As well as cost issues, the bill aims to tackle the stigma around periods. In one study, 71% of 14-21 year olds were embarrassed buying period products. Periods have shown to impact girls in education, as studies show that a large proportion of girls skip school during their period. The correlation between lower grades and skipping school is not an unfamiliar one.
If the bill is to pass all the stages, it would ensure a “period products scheme” which would make it a legal obligation for the Scottish government to ensure anyone needing the products can obtain them for free. The exact practicalities of the scheme is a topic of discussion, as the aim is to provide the products in such a way that allows women to access them ‘reasonably easily’, with ‘reasonable privacy’. The proposal for the bill suggests providing period products in a similar manner to that in which free condoms are provided. Moreover, the bill states that the products should be available by delivery as well as collection.
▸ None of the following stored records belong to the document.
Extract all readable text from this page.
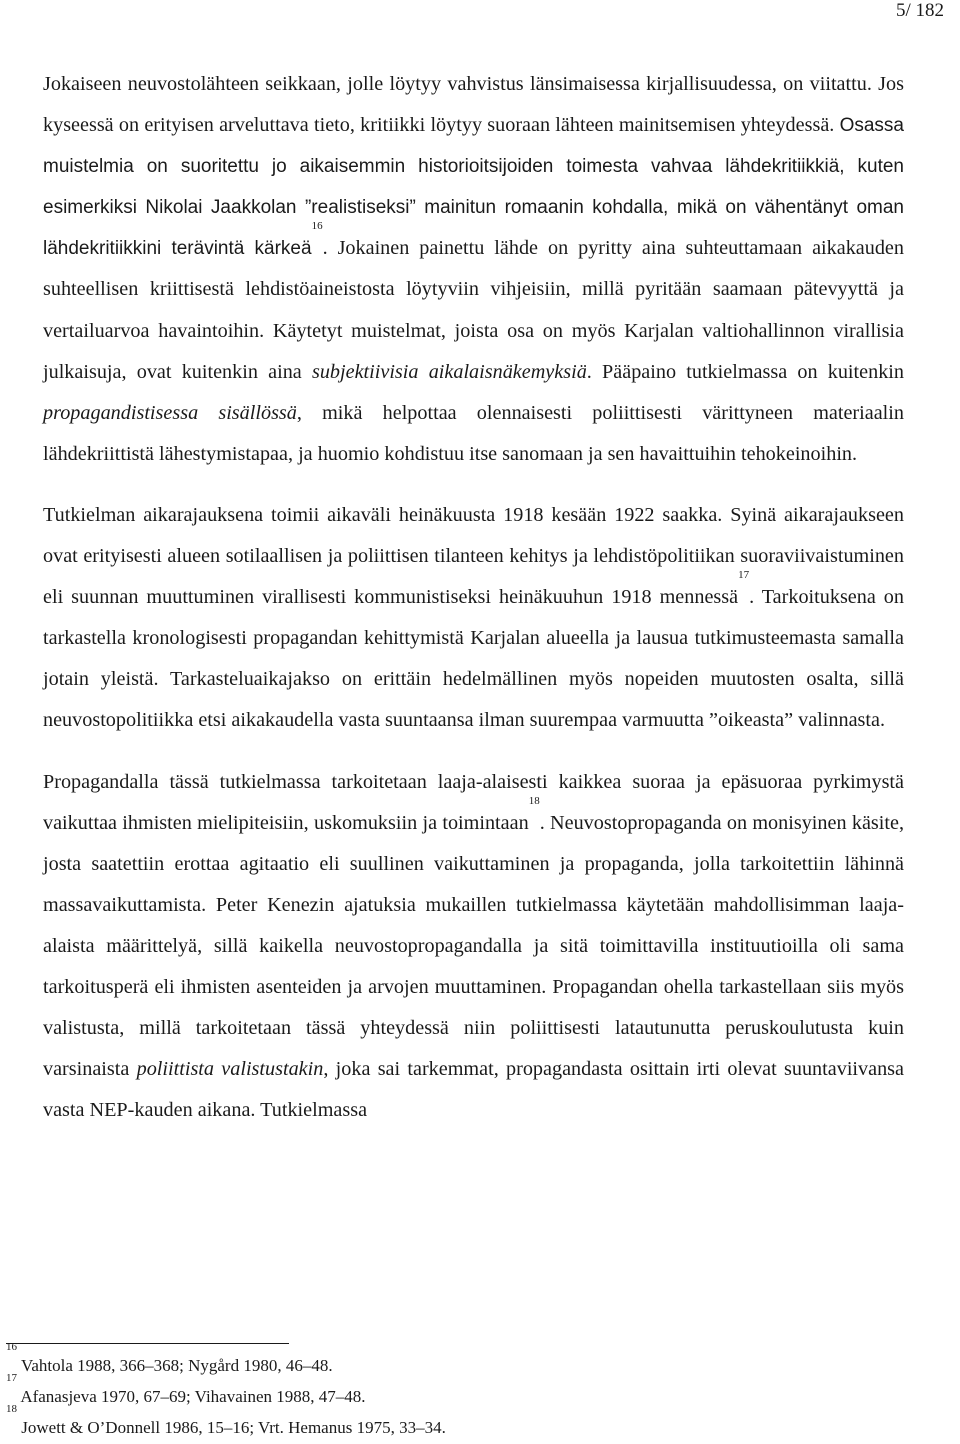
5/ 182

Jokaiseen neuvostolähteen seikkaan, jolle löytyy vahvistus länsimaisessa kirjallisuudessa, on viitattu. Jos kyseessä on erityisen arveluttava tieto, kritiikki löytyy suoraan lähteen mainitsemisen yhteydessä. Osassa muistelmia on suoritettu jo aikaisemmin historioitsijoiden toimesta vahvaa lähdekritiikkiä, kuten esimerkiksi Nikolai Jaakkolan ”realistiseksi” mainitun romaanin kohdalla, mikä on vähentänyt oman lähdekritiikkini terävintä kärkeä$^{16}$. Jokainen painettu lähde on pyritty aina suhteuttamaan aikakauden suhteellisen kriittisestä lehdistöaineistosta löytyviin vihjeisiin, millä pyritään saamaan pätevyyttä ja vertailuarvoa havaintoihin. Käytetyt muistelmat, joista osa on myös Karjalan valtiohallinnon virallisia julkaisuja, ovat kuitenkin aina subjektiivisia aikalaisnäkemyksiä. Pääpaino tutkielmassa on kuitenkin propagandistisessa sisällössä, mikä helpottaa olennaisesti poliittisesti värittyneen materiaalin lähdekriittistä lähestymistapaa, ja huomio kohdistuu itse sanomaan ja sen havaittuihin tehokeinoihin.

Tutkielman aikarajauksena toimii aikaväli heinäkuusta 1918 kesään 1922 saakka. Syinä aikarajaukseen ovat erityisesti alueen sotilaallisen ja poliittisen tilanteen kehitys ja lehdistöpolitiikan suoraviivaistuminen eli suunnan muuttuminen virallisesti kommunistiseksi heinäkuuhun 1918 mennessä$^{17}$. Tarkoituksena on tarkastella kronologisesti propagandan kehittymistä Karjalan alueella ja lausua tutkimusteemasta samalla jotain yleistä. Tarkasteluaikajakso on erittäin hedelmällinen myös nopeiden muutosten osalta, sillä neuvostopolitiikka etsi aikakaudella vasta suuntaansa ilman suurempaa varmuutta ”oikeasta” valinnasta.

Propagandalla tässä tutkielmassa tarkoitetaan laaja-alaisesti kaikkea suoraa ja epäsuoraa pyrkimystä vaikuttaa ihmisten mielipiteisiin, uskomuksiin ja toimintaan$^{18}$. Neuvostopropaganda on monisyinen käsite, josta saatettiin erottaa agitaatio eli suullinen vaikuttaminen ja propaganda, jolla tarkoitettiin lähinnä massavaikuttamista. Peter Kenezin ajatuksia mukaillen tutkielmassa käytetään mahdollisimman laaja-alaista määrittelyä, sillä kaikella neuvostopropagandalla ja sitä toimittavilla instituutioilla oli sama tarkoitusperä eli ihmisten asenteiden ja arvojen muuttaminen. Propagandan ohella tarkastellaan siis myös valistusta, millä tarkoitetaan tässä yhteydessä niin poliittisesti latautunutta peruskoulutusta kuin varsinaista poliittista valistustakin, joka sai tarkemmat, propagandasta osittain irti olevat suuntaviivansa vasta NEP-kauden aikana. Tutkielmassa

$^{16}$ Vahtola 1988, 366–368; Nygård 1980, 46–48.
$^{17}$ Afanasjeva 1970, 67–69; Vihavainen 1988, 47–48.
$^{18}$ Jowett & O’Donnell 1986, 15–16; Vrt. Hemanus 1975, 33–34.
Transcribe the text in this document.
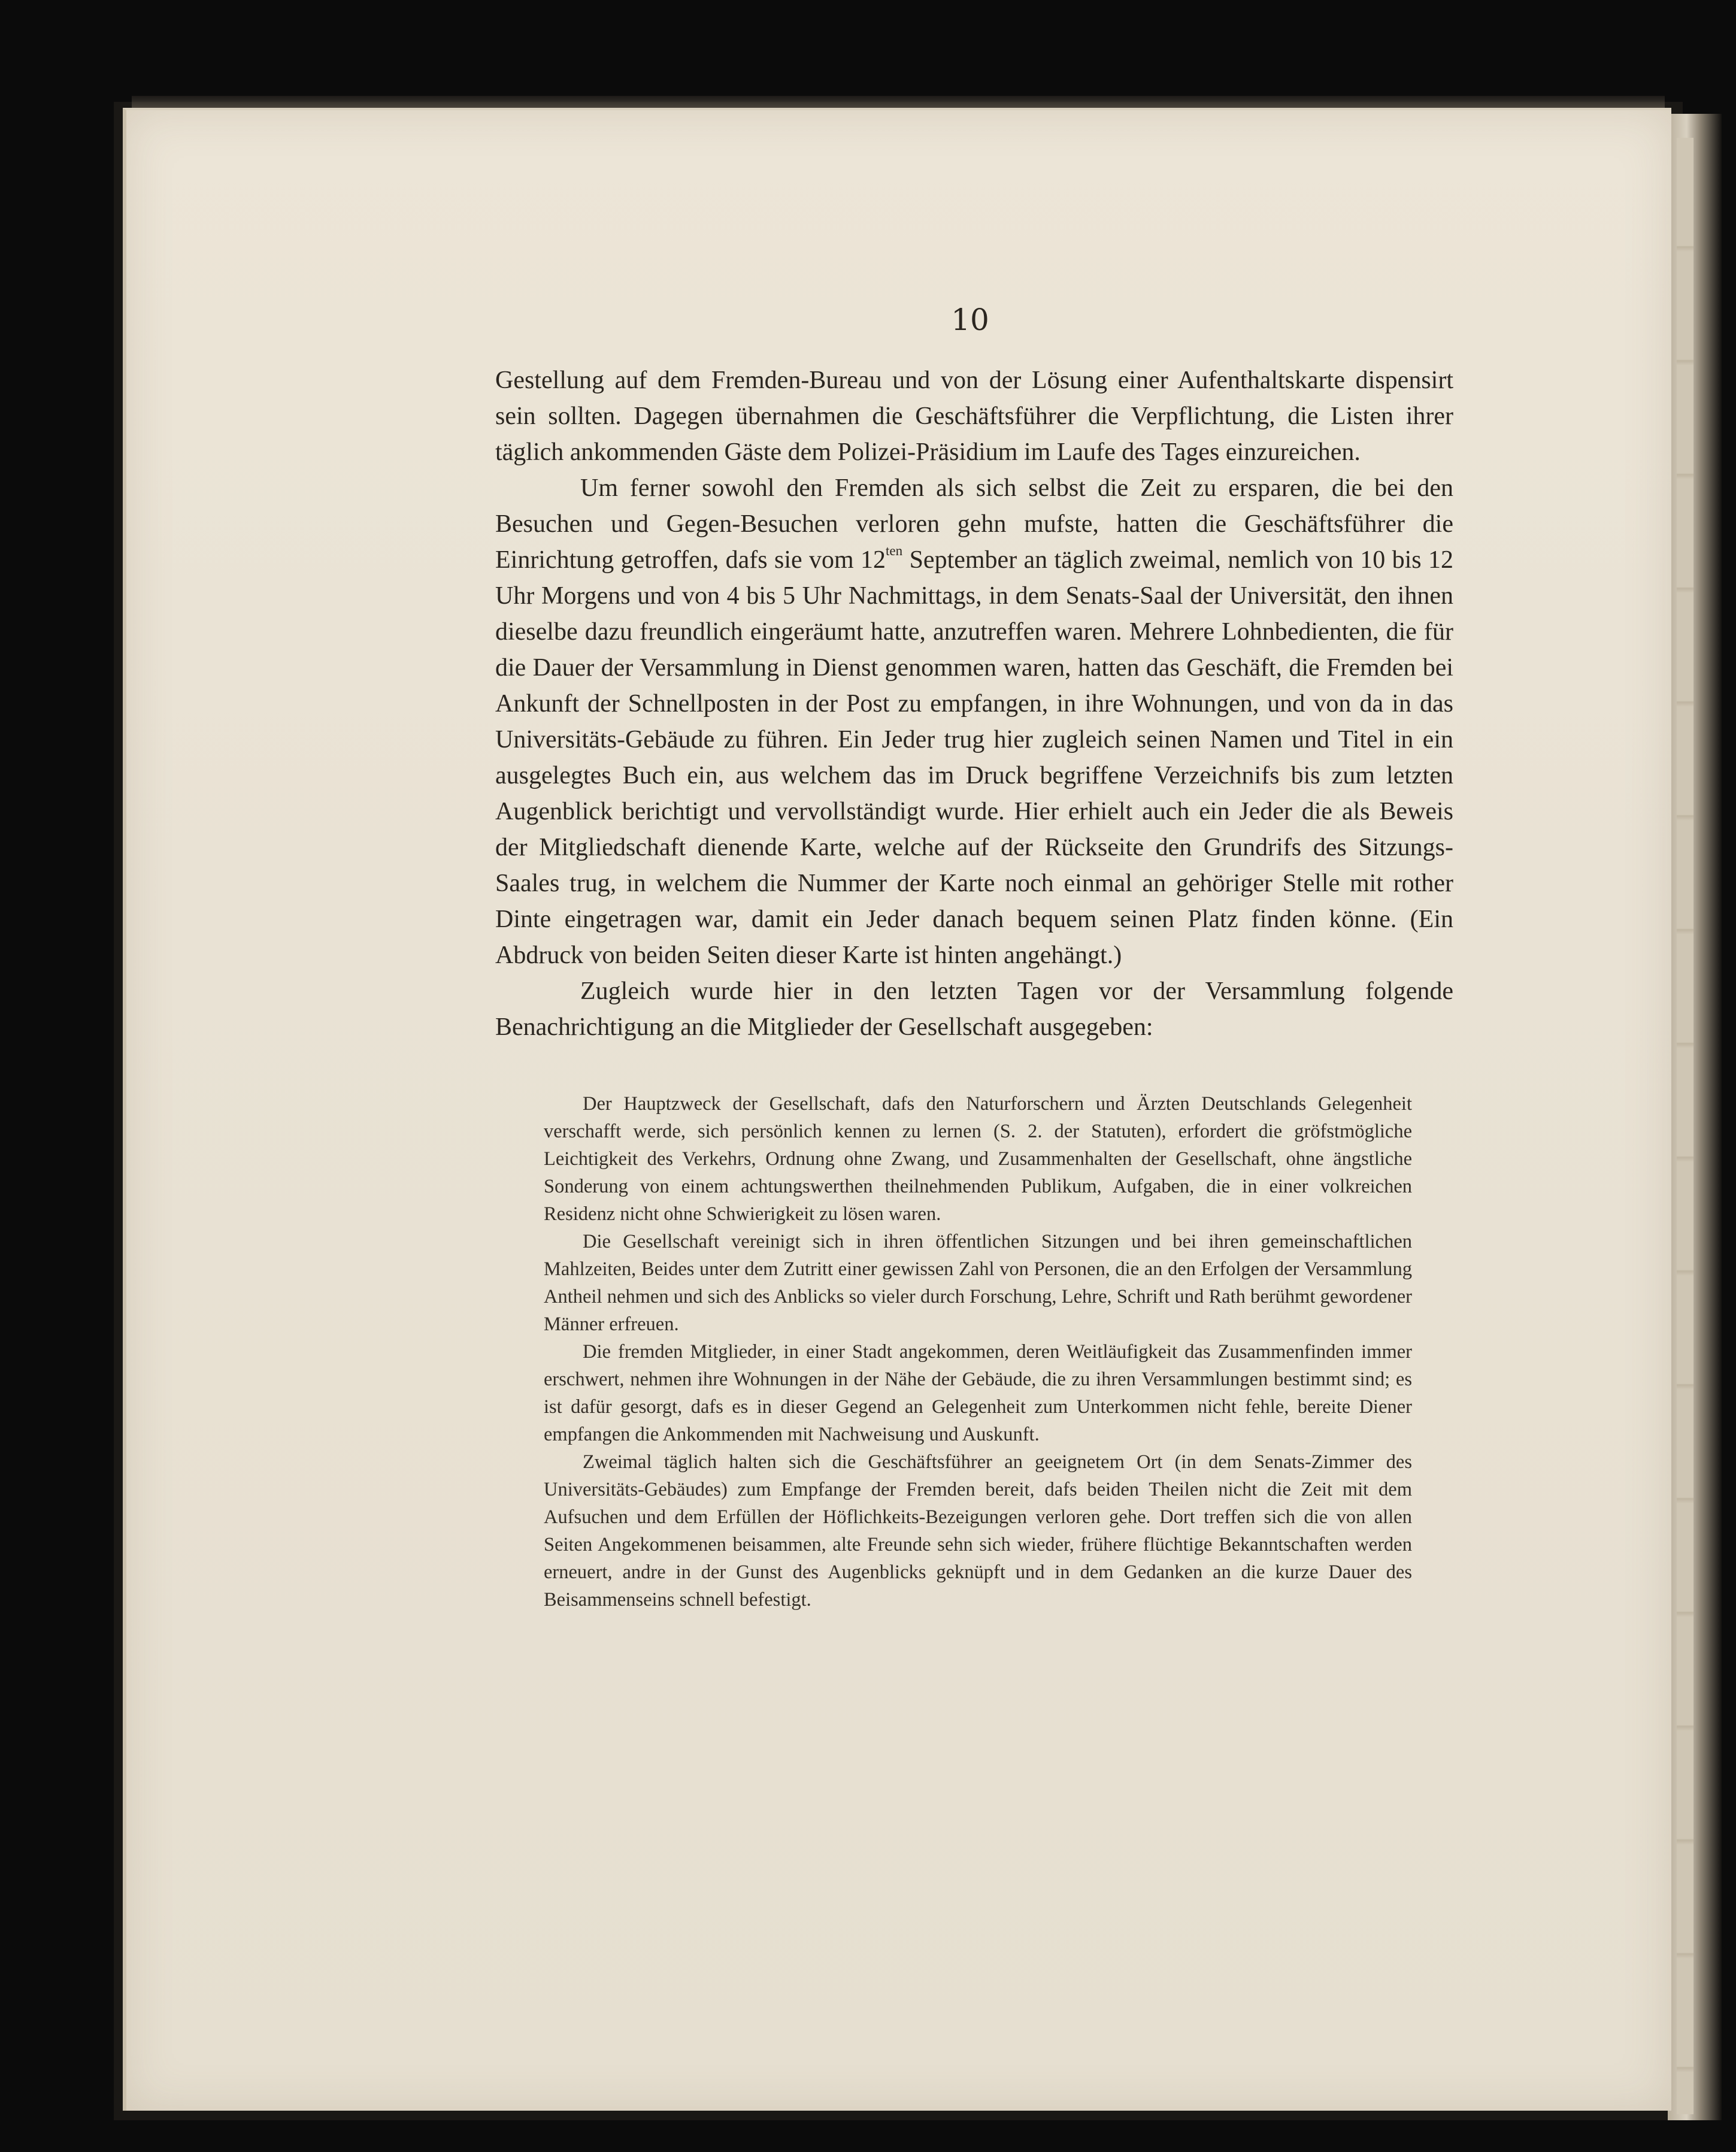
10

Gestellung auf dem Fremden-Bureau und von der Lösung einer Aufenthaltskarte dispensirt sein sollten. Dagegen übernahmen die Geschäftsführer die Verpflichtung, die Listen ihrer täglich ankommenden Gäste dem Polizei-Präsidium im Laufe des Tages einzureichen.

Um ferner sowohl den Fremden als sich selbst die Zeit zu ersparen, die bei den Besuchen und Gegen-Besuchen verloren gehn mufste, hatten die Geschäftsführer die Einrichtung getroffen, dafs sie vom $12^{ten}$ September an täglich zweimal, nemlich von 10 bis 12 Uhr Morgens und von 4 bis 5 Uhr Nachmittags, in dem Senats-Saal der Universität, den ihnen dieselbe dazu freundlich eingeräumt hatte, anzutreffen waren. Mehrere Lohnbedienten, die für die Dauer der Versammlung in Dienst genommen waren, hatten das Geschäft, die Fremden bei Ankunft der Schnellposten in der Post zu empfangen, in ihre Wohnungen, und von da in das Universitäts-Gebäude zu führen. Ein Jeder trug hier zugleich seinen Namen und Titel in ein ausgelegtes Buch ein, aus welchem das im Druck begriffene Verzeichnifs bis zum letzten Augenblick berichtigt und vervollständigt wurde. Hier erhielt auch ein Jeder die als Beweis der Mitgliedschaft dienende Karte, welche auf der Rückseite den Grundrifs des Sitzungs-Saales trug, in welchem die Nummer der Karte noch einmal an gehöriger Stelle mit rother Dinte eingetragen war, damit ein Jeder danach bequem seinen Platz finden könne. (Ein Abdruck von beiden Seiten dieser Karte ist hinten angehängt.)

Zugleich wurde hier in den letzten Tagen vor der Versammlung folgende Benachrichtigung an die Mitglieder der Gesellschaft ausgegeben:

Der Hauptzweck der Gesellschaft, dafs den Naturforschern und Ärzten Deutschlands Gelegenheit verschafft werde, sich persönlich kennen zu lernen (S. 2. der Statuten), erfordert die gröfstmögliche Leichtigkeit des Verkehrs, Ordnung ohne Zwang, und Zusammenhalten der Gesellschaft, ohne ängstliche Sonderung von einem achtungswerthen theilnehmenden Publikum, Aufgaben, die in einer volkreichen Residenz nicht ohne Schwierigkeit zu lösen waren.

Die Gesellschaft vereinigt sich in ihren öffentlichen Sitzungen und bei ihren gemeinschaftlichen Mahlzeiten, Beides unter dem Zutritt einer gewissen Zahl von Personen, die an den Erfolgen der Versammlung Antheil nehmen und sich des Anblicks so vieler durch Forschung, Lehre, Schrift und Rath berühmt gewordener Männer erfreuen.

Die fremden Mitglieder, in einer Stadt angekommen, deren Weitläufigkeit das Zusammenfinden immer erschwert, nehmen ihre Wohnungen in der Nähe der Gebäude, die zu ihren Versammlungen bestimmt sind; es ist dafür gesorgt, dafs es in dieser Gegend an Gelegenheit zum Unterkommen nicht fehle, bereite Diener empfangen die Ankommenden mit Nachweisung und Auskunft.

Zweimal täglich halten sich die Geschäftsführer an geeignetem Ort (in dem Senats-Zimmer des Universitäts-Gebäudes) zum Empfange der Fremden bereit, dafs beiden Theilen nicht die Zeit mit dem Aufsuchen und dem Erfüllen der Höflichkeits-Bezeigungen verloren gehe. Dort treffen sich die von allen Seiten Angekommenen beisammen, alte Freunde sehn sich wieder, frühere flüchtige Bekanntschaften werden erneuert, andre in der Gunst des Augenblicks geknüpft und in dem Gedanken an die kurze Dauer des Beisammenseins schnell befestigt.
Scotland was already the first country in the world to provide free period products in schools, colleges and universities, having put aside £5.2 million to fund it. This is something which the bill aims to legally protect.
Elsewhere in the world, progress is not being made fast enough. Some states in the US have passed laws making it compulsory for schools to provide free period products, and products were provided in all secondary schools in the UK. Once the bill is passed in Scotland, we can expect to see the rest of the UK and hopefully other countries following suit.